Star

Nebula capabilities for deeply recursive queries

I have been working on a research tool for several years now and I keep running into database performance constraints. So far SQL common table expressions (SQL-Server) have given me the best performance, but it often takes over 30 minutes to process hierarchical data that is rather less challenging than I anticipate in production.

With high hopes, I have spent the last few months learning graph databases (JanusGraph with BerkeleyDB) only to discover that a query comparable to my 30-40 minute cte query, crashes after about 10 hours…

I asked about this on stackoverflow https://stackoverflow.com/questions/63112168/graph-database-or-relational-database-common-table-extensions-comparing-acyclic where the details of my of my use case are given.

Is it true that graph databases are not a good solution for my use case, or will Nebula Graph be orders of magnitude faster when the query language is updated to support the kind of query I will need to construct?

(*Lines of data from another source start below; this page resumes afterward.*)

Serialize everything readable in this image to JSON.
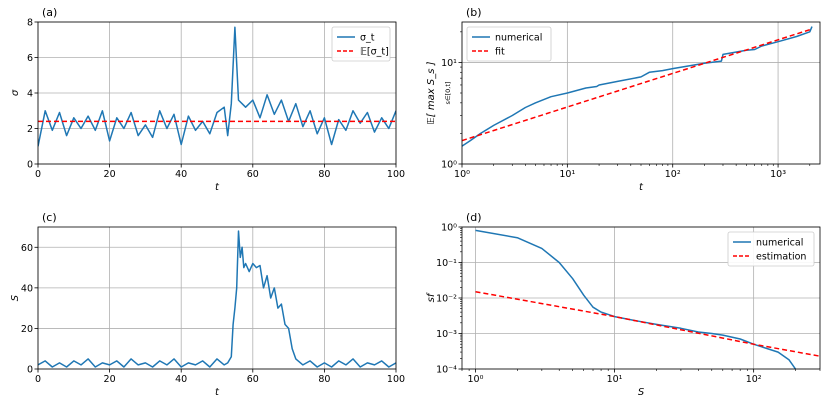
{
  "chart_data": [
    {
      "type": "line",
      "panel_label": "(a)",
      "xlabel": "t",
      "ylabel": "σ",
      "xlim": [
        0,
        100
      ],
      "ylim": [
        0,
        8
      ],
      "xscale": "linear",
      "yscale": "linear",
      "xticks": [
        0,
        20,
        40,
        60,
        80,
        100
      ],
      "xtick_labels": [
        "0",
        "20",
        "40",
        "60",
        "80",
        "100"
      ],
      "yticks": [
        0,
        2,
        4,
        6,
        8
      ],
      "ytick_labels": [
        "0",
        "2",
        "4",
        "6",
        "8"
      ],
      "grid": true,
      "legend_position": "top-right",
      "series": [
        {
          "name": "σ_t",
          "color": "#1f77b4",
          "style": "solid",
          "x": [
            0,
            2,
            4,
            6,
            8,
            10,
            12,
            14,
            16,
            18,
            20,
            22,
            24,
            26,
            28,
            30,
            32,
            34,
            36,
            38,
            40,
            42,
            44,
            46,
            48,
            50,
            52,
            53,
            54,
            55,
            56,
            57,
            58,
            60,
            62,
            64,
            66,
            68,
            70,
            72,
            74,
            76,
            78,
            80,
            82,
            84,
            86,
            88,
            90,
            92,
            94,
            96,
            98,
            100
          ],
          "y": [
            1.0,
            3.0,
            1.9,
            2.9,
            1.6,
            2.6,
            2.0,
            2.7,
            1.9,
            3.0,
            1.3,
            2.6,
            2.0,
            2.9,
            1.6,
            2.2,
            1.5,
            3.0,
            2.0,
            2.8,
            1.1,
            2.7,
            1.9,
            2.4,
            1.7,
            2.9,
            3.2,
            1.6,
            3.4,
            7.7,
            3.6,
            3.4,
            3.2,
            3.6,
            2.6,
            3.9,
            2.8,
            3.6,
            2.4,
            3.4,
            2.1,
            3.0,
            1.7,
            2.6,
            1.1,
            2.5,
            1.9,
            3.0,
            2.3,
            2.9,
            1.8,
            2.6,
            2.0,
            3.0
          ]
        },
        {
          "name": "𝔼[σ_t]",
          "color": "#ff0000",
          "style": "dashed",
          "x": [
            0,
            100
          ],
          "y": [
            2.4,
            2.4
          ]
        }
      ]
    },
    {
      "type": "line",
      "panel_label": "(b)",
      "xlabel": "t",
      "ylabel": "𝔼[ max S_s ]",
      "ylabel_subscript": "s∈[0,t]",
      "xlim": [
        1,
        2500
      ],
      "ylim": [
        1,
        25
      ],
      "xscale": "log",
      "yscale": "log",
      "xticks": [
        1,
        10,
        100,
        1000
      ],
      "xtick_labels": [
        "10⁰",
        "10¹",
        "10²",
        "10³"
      ],
      "yticks": [
        1,
        10
      ],
      "ytick_labels": [
        "10⁰",
        "10¹"
      ],
      "grid": true,
      "legend_position": "top-left",
      "series": [
        {
          "name": "numerical",
          "color": "#1f77b4",
          "style": "solid",
          "x": [
            1,
            1.2,
            1.5,
            2,
            3,
            4,
            5,
            7,
            10,
            15,
            19,
            20,
            30,
            50,
            60,
            80,
            100,
            200,
            290,
            300,
            500,
            600,
            700,
            1000,
            1500,
            2000,
            2100
          ],
          "y": [
            1.5,
            1.7,
            2.0,
            2.4,
            3.0,
            3.6,
            4.0,
            4.6,
            5.0,
            5.6,
            5.8,
            6.0,
            6.5,
            7.2,
            8.0,
            8.3,
            8.7,
            9.8,
            10.3,
            12.0,
            13.2,
            13.4,
            14.5,
            16.0,
            18.0,
            20.0,
            22.5
          ]
        },
        {
          "name": "fit",
          "color": "#ff0000",
          "style": "dashed",
          "x": [
            1,
            2000
          ],
          "y": [
            1.7,
            21.0
          ]
        }
      ]
    },
    {
      "type": "line",
      "panel_label": "(c)",
      "xlabel": "t",
      "ylabel": "S",
      "xlim": [
        0,
        100
      ],
      "ylim": [
        0,
        70
      ],
      "xscale": "linear",
      "yscale": "linear",
      "xticks": [
        0,
        20,
        40,
        60,
        80,
        100
      ],
      "xtick_labels": [
        "0",
        "20",
        "40",
        "60",
        "80",
        "100"
      ],
      "yticks": [
        0,
        20,
        40,
        60
      ],
      "ytick_labels": [
        "0",
        "20",
        "40",
        "60"
      ],
      "grid": true,
      "series": [
        {
          "name": "S",
          "color": "#1f77b4",
          "style": "solid",
          "x": [
            0,
            2,
            4,
            6,
            8,
            10,
            12,
            14,
            16,
            18,
            20,
            22,
            24,
            26,
            28,
            30,
            32,
            34,
            36,
            38,
            40,
            42,
            44,
            46,
            48,
            50,
            52,
            53,
            54,
            54.5,
            55,
            55.5,
            56,
            56.5,
            57,
            57.5,
            58,
            59,
            60,
            61,
            62,
            63,
            64,
            65,
            66,
            67,
            68,
            69,
            70,
            71,
            72,
            74,
            76,
            78,
            80,
            82,
            84,
            86,
            88,
            90,
            92,
            94,
            96,
            98,
            100
          ],
          "y": [
            2,
            4,
            1,
            3,
            1,
            4,
            2,
            5,
            1,
            3,
            2,
            4,
            1,
            5,
            2,
            3,
            1,
            4,
            2,
            5,
            1,
            3,
            2,
            4,
            1,
            5,
            2,
            3,
            6,
            22,
            30,
            40,
            68,
            55,
            60,
            50,
            52,
            48,
            52,
            50,
            51,
            40,
            46,
            35,
            40,
            30,
            32,
            22,
            20,
            10,
            5,
            2,
            4,
            1,
            3,
            1,
            4,
            2,
            5,
            1,
            3,
            2,
            4,
            1,
            3
          ]
        }
      ]
    },
    {
      "type": "line",
      "panel_label": "(d)",
      "xlabel": "S",
      "ylabel": "sf",
      "xlim": [
        0.8,
        300
      ],
      "ylim": [
        0.0001,
        1
      ],
      "xscale": "log",
      "yscale": "log",
      "xticks": [
        1,
        10,
        100
      ],
      "xtick_labels": [
        "10⁰",
        "10¹",
        "10²"
      ],
      "yticks": [
        0.0001,
        0.001,
        0.01,
        0.1,
        1
      ],
      "ytick_labels": [
        "10⁻⁴",
        "10⁻³",
        "10⁻²",
        "10⁻¹",
        "10⁰"
      ],
      "grid": true,
      "legend_position": "top-right",
      "series": [
        {
          "name": "numerical",
          "color": "#1f77b4",
          "style": "solid",
          "x": [
            1,
            2,
            3,
            4,
            5,
            6,
            7,
            8,
            10,
            15,
            20,
            30,
            40,
            50,
            60,
            80,
            100,
            150,
            180,
            200
          ],
          "y": [
            0.8,
            0.5,
            0.25,
            0.1,
            0.035,
            0.012,
            0.0055,
            0.004,
            0.003,
            0.0022,
            0.0018,
            0.0014,
            0.0011,
            0.001,
            0.0009,
            0.0007,
            0.0005,
            0.0003,
            0.00018,
            0.0001
          ]
        },
        {
          "name": "estimation",
          "color": "#ff0000",
          "style": "dashed",
          "x": [
            1,
            10,
            100,
            300
          ],
          "y": [
            0.015,
            0.003,
            0.0005,
            0.00023
          ]
        }
      ]
    }
  ]
}
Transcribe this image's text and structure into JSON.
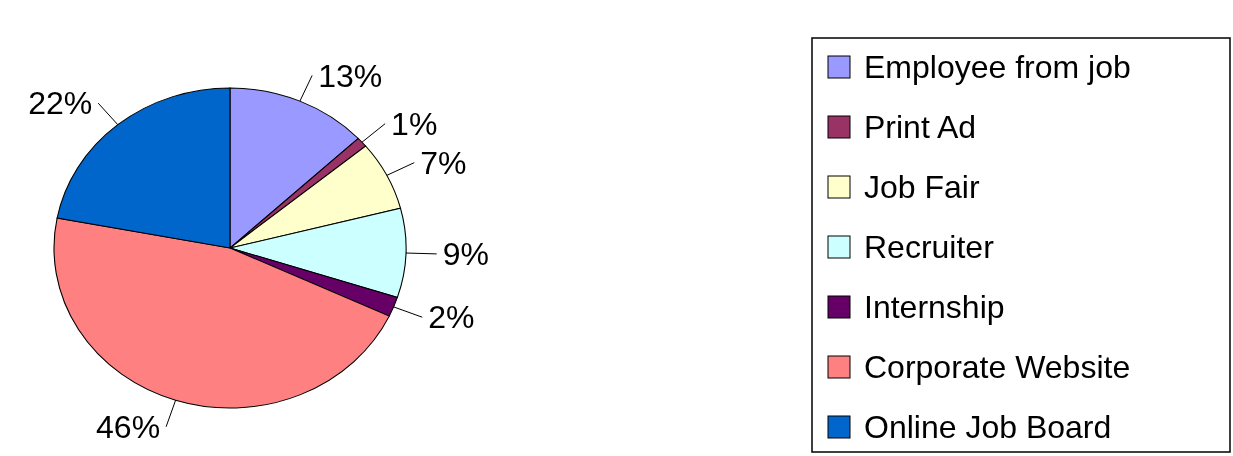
{
  "chart_data": {
    "type": "pie",
    "categories": [
      "Employee from job",
      "Print Ad",
      "Job Fair",
      "Recruiter",
      "Internship",
      "Corporate Website",
      "Online Job Board"
    ],
    "values": [
      13,
      1,
      7,
      9,
      2,
      46,
      22
    ],
    "colors": [
      "#9999ff",
      "#993366",
      "#ffffcc",
      "#ccffff",
      "#660066",
      "#ff8080",
      "#0066cc"
    ],
    "value_labels": [
      "13%",
      "1%",
      "7%",
      "9%",
      "2%",
      "46%",
      "22%"
    ],
    "legend": "right"
  }
}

Thank you for your assessment.

1 Like

I think it depends on your recursive depth and how many data you will acquire. In general, Nebula Graph is way more friendly to BFS than DFS because of its storage format. In your case, Nebula need to go from vertex f, collect all its neighbors with a edge of specified type from f, and then go a step further. Since your query will get 500000+ edges, you need to take the memory into account. (JanusGraph crashed probably because of OOM).

Thank you for your prompt response.

My first concern is with the processing time. Even with no memory limitations, why do graph databases take so long to process “joins” when that is advertised as their forte? Why do relational databases appear to be so much faster?

Having a recursive depth that may extend beyond 30, and an eventual inter-related group size likely to exceed 6 million with attendent result sets of multiple millions, it would seem that memory is also a limiter. It was a memory error that crashed the test, but once it took longer than 30 minutes, it had already proven a loser to common table extensions!

I was hoping this was a problem due to Java being the programming language instead of C or C++, but it sounds like Nebula would also be slower than SQL Server?

I wonder how you define your edges. Graph DB may get advantage if you define your ‘join link’ as edges. Then your query goes just scan the edges,

Please refer to this article. If you have enough machines and data is partitioned evenly, your memory is not a limiter. I think it won’t takes to long.

liuyu85cn, this was my thinking exactly. It is how I designed it and yet the performance using JanusGraph is horrible.
critical27, thank you for the article reference. I had planned to scale out and cluster closely related nodes together. However, my test use case is quite a small subset of my potential data and should be very quick. Unfortunately, it is very slow (though I understand that the number of iterations is in the billions).

Mmmm, not quite familiar with JanusGraph, maybe you are right, let’s blame Java. Maybe you can give Nebula a try, it’s written in C++.

Also, for your concern about why SQL server runs so fast, maybe your data is so lucky can fit into memory. Hierarchical Queries + Join (and join has to be done in one box) may easily triage ext-storage. If the happen, that will be another story.

But for graph DB, as they only do scan, and can scan distributed, the pressure for memory will be much better.

I was considering it but thought that I would need to wait for a release that addresses the issue referred to at Getting all vertices emerging from one node in DAG (infinite steps)

1 Like